Saturday was New Year’s Day, so seemed like it would be another relatively traffic free day. Also, the snow had finally all gone, so after finishing the last spoonful of mincemeat in some more Christmas porridge, I set out to attempt the Bastard Hills route again. It was one of my least successful attempts so far. I haven’t had a huge amount of hill climbing practice lately, so I had to stop for rests a few times, and I had several UPDs, not all explainable by the steepness of the ascent. Still, it was a good two hours of hard exercise, so worth doing to counter some of the Christmas excesses, even if I still hadn’t attained my goal.
Monday was the last bank holiday of the holiday season, so promised to be another low traffic opportunity to make a last ditch attempt on the Bastard Hills. I didn’t have any special food to set me up this time, but fared a lot better than on Saturday. I didn’t manage the whole route without falling, but did at least equal my best attempt, with only one UPD, right at the top of Marlborough Hill. That was also the only rest stop I had, which all bodes well for my next attempt, which may well be tomorrow.

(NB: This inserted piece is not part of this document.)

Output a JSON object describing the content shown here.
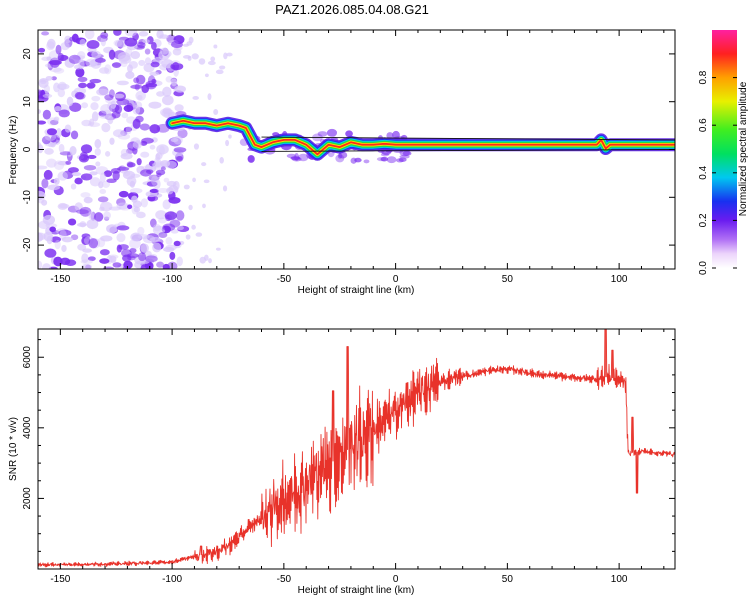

Although the scheduled events of BloatFest were now over, we still had a few mince muffins left, so on Monday evening I reached into the cupboard to get the custard powder out. Somehow, while I was manoeuvring it past the other tins, the lid came off and the jar fell onto the shelf below, causing a massive eruption of custard powder which spread across the entire kitchen, and left me covered with several large spots of yellow dust. Despite its wide coverage, this incident hardly seemed to have made a dent in the contents of the jar, so after spending several minutes with the vacuum cleaner (causing a very minor explosion in the process – custard powder is quite volatile), we were able to continue our fringe festival of enormous repasts.
As of this writing, we’ve eaten almost all of the Christmas food over rather more than 12 meals, so even the unofficial tail of BloatFest is nearly over. We still have one serving of Christmas pudding ice cream left though, and Stevy’s D&D players have just left us some banana bread, which will go very well with the left over brandy butter.